Z kolei Sandra S. usłyszała trzy zarzuty, jeden dotyczył ubiegania się o przyjęciu do pracy w Banku Gospodarstwa Krajowego z pomocą poświadczającego nieprawdę świadectwa ukończenia studiów podyplomowych Executive Master of Business Administration.
Z zarzutami także Sandra S.
Żona Błażeja S. usłyszała także dwa zarzuty wyłudzenia nienależnego wynagrodzenia za zatrudnienie w Radzie Nadzorczej Wojskowego Centralnego Biura Konstrukcyjno-Technologicznego S.A. i Radzie Nadzorczej Szpitala Specjalistycznego w Zabrzu z pomocą poświadczającego nieprawdę dyplomu Executive Master of Business Administration.
- Używając takiego świadectwa w obu instytucjach Sandra S. wprowadziła w błąd osoby uprawnione do opiniowania i powoływania członków rady nadzorczej. Sandra S. z tytułu zatrudnienia w ww. radach nadzorczych uzyskała wynagrodzenie odpowiednio w kwotach 2.619,48 zł oraz 53.601,75 zł - podaje prokuratura.

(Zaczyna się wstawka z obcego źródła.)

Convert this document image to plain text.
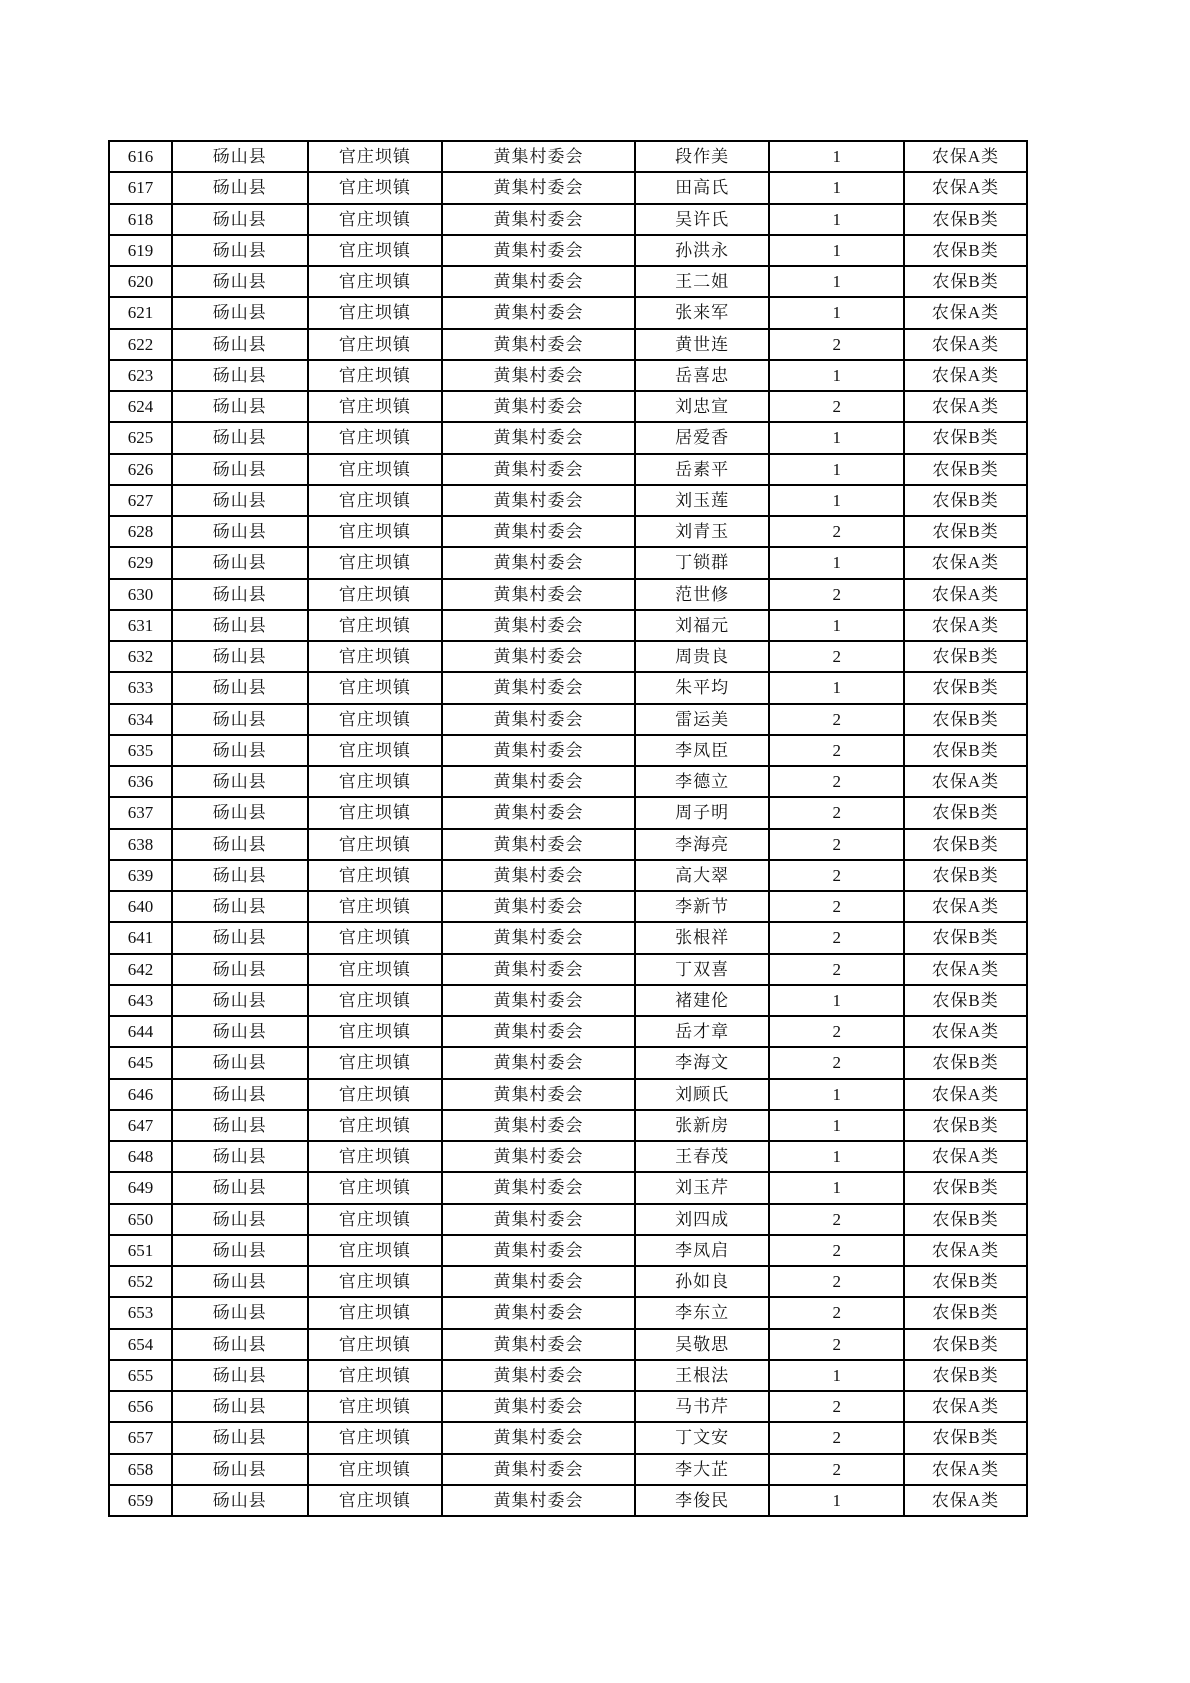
616	砀山县	官庄坝镇	黄集村委会	段作美	1	农保A类
617	砀山县	官庄坝镇	黄集村委会	田高氏	1	农保A类
618	砀山县	官庄坝镇	黄集村委会	吴许氏	1	农保B类
619	砀山县	官庄坝镇	黄集村委会	孙洪永	1	农保B类
620	砀山县	官庄坝镇	黄集村委会	王二姐	1	农保B类
621	砀山县	官庄坝镇	黄集村委会	张来军	1	农保A类
622	砀山县	官庄坝镇	黄集村委会	黄世连	2	农保A类
623	砀山县	官庄坝镇	黄集村委会	岳喜忠	1	农保A类
624	砀山县	官庄坝镇	黄集村委会	刘忠宣	2	农保A类
625	砀山县	官庄坝镇	黄集村委会	居爱香	1	农保B类
626	砀山县	官庄坝镇	黄集村委会	岳素平	1	农保B类
627	砀山县	官庄坝镇	黄集村委会	刘玉莲	1	农保B类
628	砀山县	官庄坝镇	黄集村委会	刘青玉	2	农保B类
629	砀山县	官庄坝镇	黄集村委会	丁锁群	1	农保A类
630	砀山县	官庄坝镇	黄集村委会	范世修	2	农保A类
631	砀山县	官庄坝镇	黄集村委会	刘福元	1	农保A类
632	砀山县	官庄坝镇	黄集村委会	周贵良	2	农保B类
633	砀山县	官庄坝镇	黄集村委会	朱平均	1	农保B类
634	砀山县	官庄坝镇	黄集村委会	雷运美	2	农保B类
635	砀山县	官庄坝镇	黄集村委会	李凤臣	2	农保B类
636	砀山县	官庄坝镇	黄集村委会	李德立	2	农保A类
637	砀山县	官庄坝镇	黄集村委会	周子明	2	农保B类
638	砀山县	官庄坝镇	黄集村委会	李海亮	2	农保B类
639	砀山县	官庄坝镇	黄集村委会	高大翠	2	农保B类
640	砀山县	官庄坝镇	黄集村委会	李新节	2	农保A类
641	砀山县	官庄坝镇	黄集村委会	张根祥	2	农保B类
642	砀山县	官庄坝镇	黄集村委会	丁双喜	2	农保A类
643	砀山县	官庄坝镇	黄集村委会	褚建伦	1	农保B类
644	砀山县	官庄坝镇	黄集村委会	岳才章	2	农保A类
645	砀山县	官庄坝镇	黄集村委会	李海文	2	农保B类
646	砀山县	官庄坝镇	黄集村委会	刘顾氏	1	农保A类
647	砀山县	官庄坝镇	黄集村委会	张新房	1	农保B类
648	砀山县	官庄坝镇	黄集村委会	王春茂	1	农保A类
649	砀山县	官庄坝镇	黄集村委会	刘玉芹	1	农保B类
650	砀山县	官庄坝镇	黄集村委会	刘四成	2	农保B类
651	砀山县	官庄坝镇	黄集村委会	李凤启	2	农保A类
652	砀山县	官庄坝镇	黄集村委会	孙如良	2	农保B类
653	砀山县	官庄坝镇	黄集村委会	李东立	2	农保B类
654	砀山县	官庄坝镇	黄集村委会	吴敬思	2	农保B类
655	砀山县	官庄坝镇	黄集村委会	王根法	1	农保B类
656	砀山县	官庄坝镇	黄集村委会	马书芹	2	农保A类
657	砀山县	官庄坝镇	黄集村委会	丁文安	2	农保B类
658	砀山县	官庄坝镇	黄集村委会	李大芷	2	农保A类
659	砀山县	官庄坝镇	黄集村委会	李俊民	1	农保A类
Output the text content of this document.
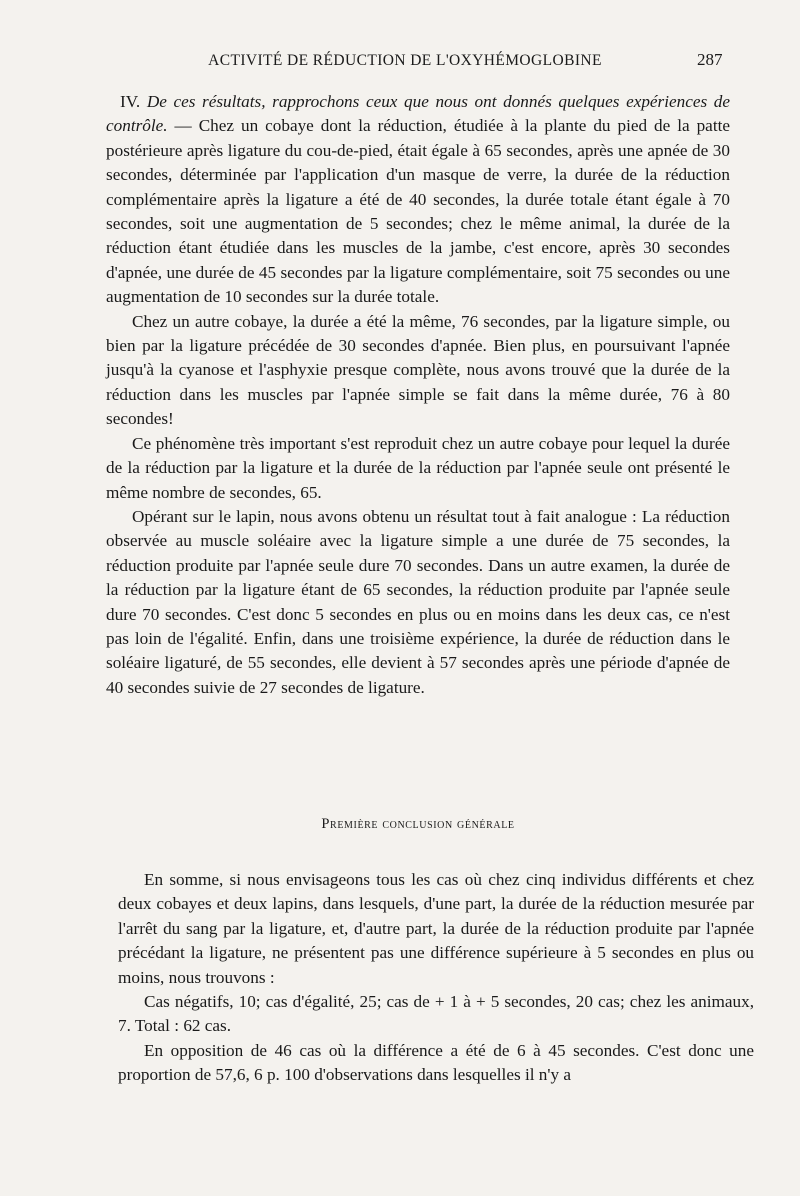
ACTIVITÉ DE RÉDUCTION DE L'OXYHÉMOGLOBINE	287

IV. De ces résultats, rapprochons ceux que nous ont donnés quelques expériences de contrôle. — Chez un cobaye dont la réduction, étudiée à la plante du pied de la patte postérieure après ligature du cou-de-pied, était égale à 65 secondes, après une apnée de 30 secondes, déterminée par l'application d'un masque de verre, la durée de la réduction complémentaire après la ligature a été de 40 secondes, la durée totale étant égale à 70 secondes, soit une augmentation de 5 secondes; chez le même animal, la durée de la réduction étant étudiée dans les muscles de la jambe, c'est encore, après 30 secondes d'apnée, une durée de 45 secondes par la ligature complémentaire, soit 75 secondes ou une augmentation de 10 secondes sur la durée totale.

Chez un autre cobaye, la durée a été la même, 76 secondes, par la ligature simple, ou bien par la ligature précédée de 30 secondes d'apnée. Bien plus, en poursuivant l'apnée jusqu'à la cyanose et l'asphyxie presque complète, nous avons trouvé que la durée de la réduction dans les muscles par l'apnée simple se fait dans la même durée, 76 à 80 secondes!

Ce phénomène très important s'est reproduit chez un autre cobaye pour lequel la durée de la réduction par la ligature et la durée de la réduction par l'apnée seule ont présenté le même nombre de secondes, 65.

Opérant sur le lapin, nous avons obtenu un résultat tout à fait analogue : La réduction observée au muscle soléaire avec la ligature simple a une durée de 75 secondes, la réduction produite par l'apnée seule dure 70 secondes. Dans un autre examen, la durée de la réduction par la ligature étant de 65 secondes, la réduction produite par l'apnée seule dure 70 secondes. C'est donc 5 secondes en plus ou en moins dans les deux cas, ce n'est pas loin de l'égalité. Enfin, dans une troisième expérience, la durée de réduction dans le soléaire ligaturé, de 55 secondes, elle devient à 57 secondes après une période d'apnée de 40 secondes suivie de 27 secondes de ligature.

Première conclusion générale

En somme, si nous envisageons tous les cas où chez cinq individus différents et chez deux cobayes et deux lapins, dans lesquels, d'une part, la durée de la réduction mesurée par l'arrêt du sang par la ligature, et, d'autre part, la durée de la réduction produite par l'apnée précédant la ligature, ne présentent pas une différence supérieure à 5 secondes en plus ou moins, nous trouvons :

Cas négatifs, 10; cas d'égalité, 25; cas de + 1 à + 5 secondes, 20 cas; chez les animaux, 7. Total : 62 cas.

En opposition de 46 cas où la différence a été de 6 à 45 secondes. C'est donc une proportion de 57,6, 6 p. 100 d'observations dans lesquelles il n'y a
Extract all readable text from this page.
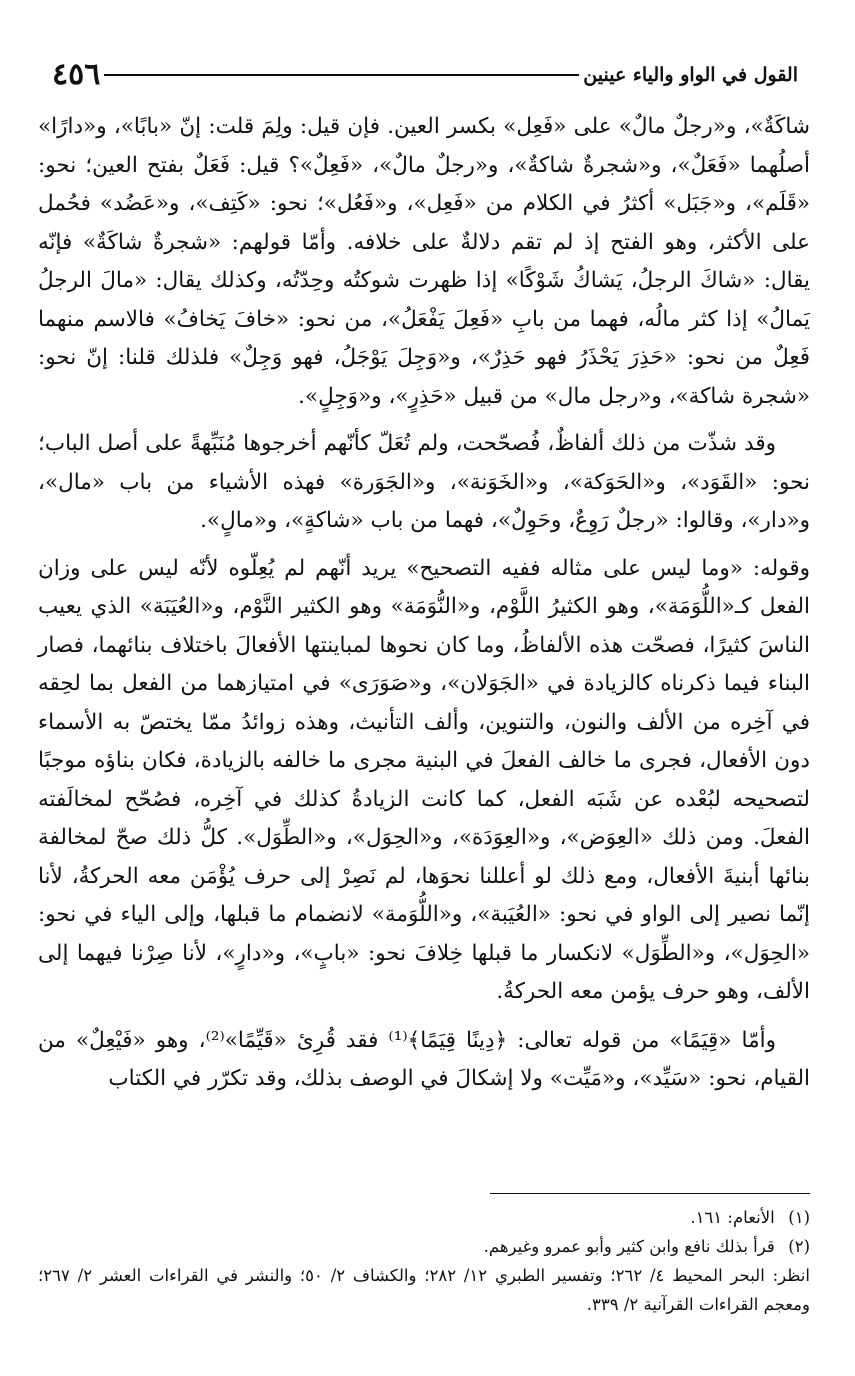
القول في الواو والياء عينين
٤٥٦

شاكَةٌ»، و«رجلٌ مالٌ» على «فَعِل» بكسر العين. فإن قيل: ولِمَ قلت: إنّ «بابًا»، و«دارًا» أصلُهما «فَعَلٌ»، و«شجرةٌ شاكةٌ»، و«رجلٌ مالٌ»، «فَعِلٌ»؟ قيل: فَعَلٌ بفتح العين؛ نحو: «قَلَم»، و«جَبَل» أكثرُ في الكلام من «فَعِل»، و«فَعُل»؛ نحو: «كَتِف»، و«عَضُد» فحُمل على الأكثر، وهو الفتح إذ لم تقم دلالةٌ على خلافه. وأمّا قولهم: «شجرةٌ شاكَةٌ» فإنّه يقال: «شاكَ الرجلُ، يَشاكُ شَوْكًا» إذا ظهرت شوكتُه وحِدّتُه، وكذلك يقال: «مالَ الرجلُ يَمالُ» إذا كثر مالُه، فهما من بابِ «فَعِلَ يَفْعَلُ»، من نحو: «خافَ يَخافُ» فالاسم منهما فَعِلٌ من نحو: «حَذِرَ يَحْذَرُ فهو حَذِرٌ»، و«وَجِلَ يَوْجَلُ، فهو وَجِلٌ» فلذلك قلنا: إنّ نحو: «شجرة شاكة»، و«رجل مال» من قبيل «حَذِرٍ»، و«وَجِلٍ».

وقد شذّت من ذلك ألفاظٌ، فُصحّحت، ولم تُعَلّ كأنّهم أخرجوها مُنَبِّهةً على أصل الباب؛ نحو: «القَوَد»، و«الحَوَكة»، و«الخَوَنة»، و«الجَوَرة» فهذه الأشياء من باب «مال»، و«دار»، وقالوا: «رجلٌ رَوِعٌ، وحَوِلٌ»، فهما من باب «شاكةٍ»، و«مالٍ».

وقوله: «وما ليس على مثاله ففيه التصحيح» يريد أنّهم لم يُعِلّوه لأنّه ليس على وزان الفعل كـ«اللُّوَمَة»، وهو الكثيرُ اللَّوْم، و«النُّوَمَة» وهو الكثير النَّوْم، و«العُيَبَة» الذي يعيب الناسَ كثيرًا، فصحّت هذه الألفاظُ، وما كان نحوها لمباينتها الأفعالَ باختلاف بنائهما، فصار البناء فيما ذكرناه كالزيادة في «الجَوَلان»، و«صَوَرَى» في امتيازهما من الفعل بما لحِقه في آخِره من الألف والنون، والتنوين، وألف التأنيث، وهذه زوائدُ ممّا يختصّ به الأسماء دون الأفعال، فجرى ما خالف الفعلَ في البنية مجرى ما خالفه بالزيادة، فكان بناؤه موجبًا لتصحيحه لبُعْده عن شَبَه الفعل، كما كانت الزيادةُ كذلك في آخِره، فصُحّح لمخالَفته الفعلَ. ومن ذلك «العِوَض»، و«العِوَدَة»، و«الحِوَل»، و«الطِّوَل». كلُّ ذلك صحّ لمخالفة بنائها أبنيةَ الأفعال، ومع ذلك لو أعللنا نحوَها، لم نَصِرْ إلى حرف يُؤْمَن معه الحركةُ، لأنا إنّما نصير إلى الواو في نحو: «العُيَبة»، و«اللُّوَمة» لانضمام ما قبلها، وإلى الياء في نحو: «الحِوَل»، و«الطِّوَل» لانكسار ما قبلها خِلافَ نحو: «بابٍ»، و«دارٍ»، لأنا صِرْنا فيهما إلى الألف، وهو حرف يؤمن معه الحركةُ.

وأمّا «قِيَمًا» من قوله تعالى: ﴿دِينًا قِيَمًا﴾⁽¹⁾ فقد قُرِئ «قَيِّمًا»⁽²⁾، وهو «فَيْعِلٌ» من القيام، نحو: «سَيِّد»، و«مَيِّت» ولا إشكالَ في الوصف بذلك، وقد تكرّر في الكتاب

(١) الأنعام: ١٦١.

(٢) قرأ بذلك نافع وابن كثير وأبو عمرو وغيرهم.

انظر: البحر المحيط ٤/ ٢٦٢؛ وتفسير الطبري ١٢/ ٢٨٢؛ والكشاف ٢/ ٥٠؛ والنشر في القراءات العشر ٢/ ٢٦٧؛ ومعجم القراءات القرآنية ٢/ ٣٣٩.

Przypomnijmy, że sprawa Collegium Humanum dotyczyła oferowania szybkich kursów MBA i programów ułatwiających zdobywanie dyplomów wykorzystywanych do awansu w spółkach Skarbu Państwa. Część z tych dyplomów była wystawiona bez odpowiedniego procesu edukacyjnego. CBA zatrzymała w tej sprawie kilkadziesiąt osób. Zarzuty usłyszeli m.in. były europoseł PiS Karol Karski, czy prezydenta Wrocławia z ramienia Koalicji Obywatelskiej Jacek Sutryk.